Teddy looks to me for confirmation, like he can’t believe Mitzi is telling the truth. “Really?”
“No, no, no.” I’m already out of my chair and guiding him back to the door. “It’s just a toy. Just a game.” The last thing I need is Teddy telling his parents about a séance. “We were just pretending. It’s not real.”
“It’s very real,” Mitzi says. “If you respect its powers. If you take it seriously.”
I open the door and see Adrian across the yard, searching for Teddy in the trees along Hayden’s Glen. “Over here,” I call out.
He comes jogging over and Teddy darts past my legs, sprinting across the grass, still caught up in their game of hide-and-seek.
“Sorry about that,” Adrian says. “I told him to stay on the pool deck. I hope he didn’t ruin anything.”
“It was already ruined,” Mitzi says. She’s gathering her things, snuffing out candles and collecting trays of incense. “There are no spirits in this cottage. There never were. This is just a story she’s made up to get attention.”
“Mitzi, that is not true!”
“I’ve used this board a hundred times. It’s never acted this way.”
“I swear to you—”
“Swear to your Scarlet Knight here, okay? Cry on his shoulder and maybe he’ll feel sorry for you. But don’t ask me to waste any more time.”

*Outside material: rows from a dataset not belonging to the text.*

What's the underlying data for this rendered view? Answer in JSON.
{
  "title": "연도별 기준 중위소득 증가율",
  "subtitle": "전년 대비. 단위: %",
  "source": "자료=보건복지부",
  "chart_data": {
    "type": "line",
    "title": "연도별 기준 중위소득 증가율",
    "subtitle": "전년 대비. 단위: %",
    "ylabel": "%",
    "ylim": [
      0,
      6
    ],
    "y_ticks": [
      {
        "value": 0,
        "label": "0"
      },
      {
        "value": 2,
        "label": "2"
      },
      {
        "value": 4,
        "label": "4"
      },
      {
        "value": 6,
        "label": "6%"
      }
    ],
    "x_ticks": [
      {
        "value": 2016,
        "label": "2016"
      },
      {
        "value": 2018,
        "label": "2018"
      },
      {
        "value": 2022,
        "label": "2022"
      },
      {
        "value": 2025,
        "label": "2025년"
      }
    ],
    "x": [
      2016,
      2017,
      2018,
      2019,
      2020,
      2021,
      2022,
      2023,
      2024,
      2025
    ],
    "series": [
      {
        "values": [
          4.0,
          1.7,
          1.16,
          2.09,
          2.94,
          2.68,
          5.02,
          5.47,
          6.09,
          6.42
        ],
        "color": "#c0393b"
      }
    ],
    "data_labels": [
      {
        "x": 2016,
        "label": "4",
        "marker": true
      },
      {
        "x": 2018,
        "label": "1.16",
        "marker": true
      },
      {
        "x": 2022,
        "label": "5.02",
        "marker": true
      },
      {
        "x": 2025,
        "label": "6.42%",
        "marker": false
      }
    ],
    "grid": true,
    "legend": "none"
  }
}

She shoves her books into her bag and then storms past me, nearly tripping as she descends the stairs of my cottage.
“What just happened?” Adrian asks.
“Anya was here, Adrian. She was inside the cottage. I swear to you, I could feel her standing over me. Moving my arm. But the letters were gibberish. We couldn’t spell anything. And then right in the middle Mitzi lost her shit. She started screaming at me.”
We watch from the porch as Mitzi wobbles across the lawn, veering left and then overcompensating to the right, unable to maintain a straight line.
“Is she all right?” Adrian asks.
“Well, she’s pretty high, but supposedly that’s part of her process.”
A dejected Teddy comes walking across the yard. He seems to understand that something bad has happened, that the grown-ups are upset. In a hopeful voice, he asks, “Does anyone want to chase me?”
Adrian apologizes for leaving but says he has to go. “I need to get back or El Jefe will flip.”
“I can chase you,” I tell Teddy. “Just give us a minute.”
Clearly this isn’t the answer Teddy wants. He trudges across the yard to the pool patio, unhappy with both of us.